The strikers and Clinton Corn sapped the life out of the town, out of thousands of lives ultimately. Even before the massive corporate structure of ADM found root in Clinton, the strike organizers noted how Clinton Corn was a part of Standard Brands, a conglomerate controlled
by J. P. Morgan in New York, and how the powers that be within the company had become “increasingly remote.” The strikers encouraged all Clinton residents, all their people, to boycott what their town helped make, a list of fifty-three products—Planters peanuts, Baby Ruth candy bars, Royal cheesecake, Acadian Canadian whiskey, Dr. Ballard’s pet food, Jujubes, Blue Bonnet margarine. And on and on, seeming like everything you could ever think to ingest.

The products were still made, of course, only this time by non-union workers willing to walk through pickets to a job because, in a poor area, even lowered, non-guaranteed factory salaries are better than you can find anywhere else. Those striking workers who refused to give in were driven away, or they collapsed and went back after too many unemployed months. And within a year of the strike’s end, Standard Brands had merged with Nabisco.

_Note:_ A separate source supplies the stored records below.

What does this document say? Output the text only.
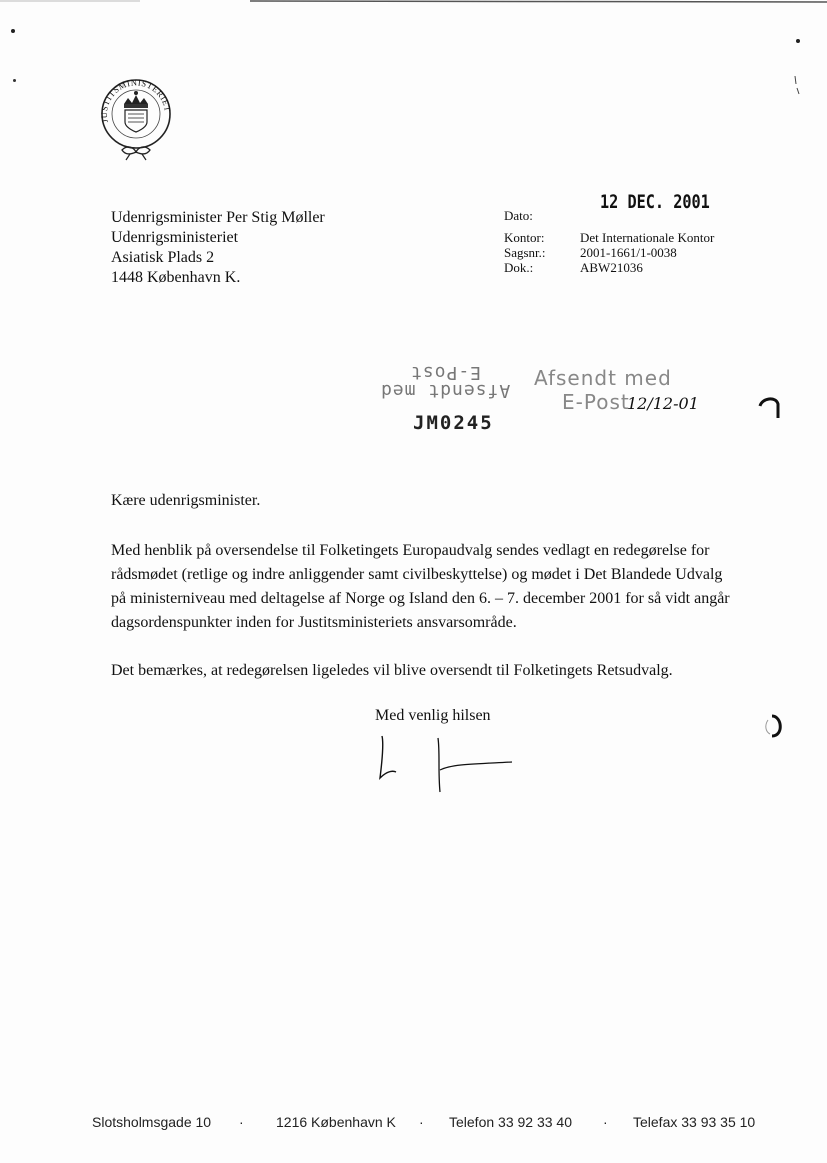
JUSTITSMINISTERIET
Udenrigsminister Per Stig Møller
Udenrigsministeriet
Asiatisk Plads 2
1448 København K.
12 DEC. 2001
Dato:
Kontor:	Det Internationale Kontor
Sagsnr.:	2001-1661/1-0038
Dok.:	ABW21036
E-Post
Afsendt med
JM0245
Afsendt med
E-Post
12/12-01
Kære udenrigsminister.
Med henblik på oversendelse til Folketingets Europaudvalg sendes vedlagt en redegørelse for
rådsmødet (retlige og indre anliggender samt civilbeskyttelse) og mødet i Det Blandede Udvalg
på ministerniveau med deltagelse af Norge og Island den 6. – 7. december 2001 for så vidt angår
dagsordenspunkter inden for Justitsministeriets ansvarsområde.
Det bemærkes, at redegørelsen ligeledes vil blive oversendt til Folketingets Retsudvalg.
Med venlig hilsen
Slotsholmsgade 10 · 1216 København K · Telefon 33 92 33 40 · Telefax 33 93 35 10
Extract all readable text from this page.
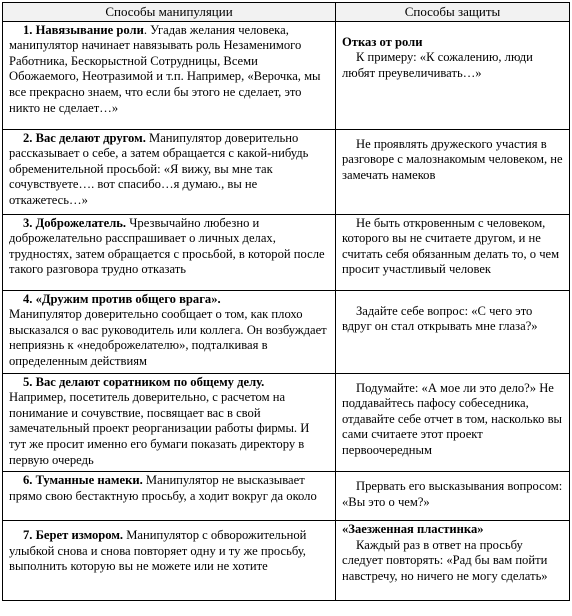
Способы манипуляции	Способы защиты
1. Навязывание роли. Угадав желания человека, манипулятор начинает навязывать роль Незаменимого Работника, Бескорыстной Сотрудницы, Всеми Обожаемого, Неотразимой и т.п. Например, «Верочка, мы все прекрасно знаем, что если бы этого не сделает, это никто не сделает…»	Отказ от роли
К примеру: «К сожалению, люди любят преувеличивать…»
2. Вас делают другом. Манипулятор доверительно рассказывает о себе, а затем обращается с какой-нибудь обременительной просьбой: «Я вижу, вы мне так сочувствуете…. вот спасибо…я думаю., вы не откажетесь…»	Не проявлять дружеского участия в разговоре с малознакомым человеком, не замечать намеков
3. Доброжелатель. Чрезвычайно любезно и доброжелательно расспрашивает о личных делах, трудностях, затем обращается с просьбой, в которой после такого разговора трудно отказать	Не быть откровенным с человеком, которого вы не считаете другом, и не считать себя обязанным делать то, о чем просит участливый человек
4. «Дружим против общего врага».
Манипулятор доверительно сообщает о том, как плохо высказался о вас руководитель или коллега. Он возбуждает неприязнь к «недоброжелателю», подталкивая в определенным действиям	Задайте себе вопрос: «С чего это вдруг он стал открывать мне глаза?»
5. Вас делают соратником по общему делу.
Например, посетитель доверительно, с расчетом на понимание и сочувствие, посвящает вас в свой замечательный проект реорганизации работы фирмы. И тут же просит именно его бумаги показать директору в первую очередь	Подумайте: «А мое ли это дело?» Не поддавайтесь пафосу собеседника, отдавайте себе отчет в том, насколько вы сами считаете этот проект первоочередным
6. Туманные намеки. Манипулятор не высказывает прямо свою бестактную просьбу, а ходит вокруг да около	Прервать его высказывания вопросом: «Вы это о чем?»

7. Берет измором. Манипулятор с обворожительной улыбкой снова и снова повторяет одну и ту же просьбу, выполнить которую вы не можете или не хотите	«Заезженная пластинка»
Каждый раз в ответ на просьбу следует повторять: «Рад бы вам пойти навстречу, но ничего не могу сделать»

And by 1982, the factory was losing money and had given up on Clinton, and sold the plant that it had fought so hard to control to ADM. ADM drastically cut the numbers of workers, poured money into new buildings, newer machines. ADM grew.

Clinton, unlike most towns of its size, isn’t anything close to a square or even a fat, lopsided circle. Clinton is close to ten miles long and never more than a few miles wide, a sliver of brick and smoke packed tight in between the river and a state’s worth of farm. Its survival and identity are defined by what can be done with the commodities on this little strip. Look at a map of Clinton, zoom in, zoom in more, and see how the block of buildings connected with tunnels and tracks that make up the ADM factory has swollen into a tangible presence among the rest of the sprawl, a proportion that makes me think of the scale of a figure drawing, head on body.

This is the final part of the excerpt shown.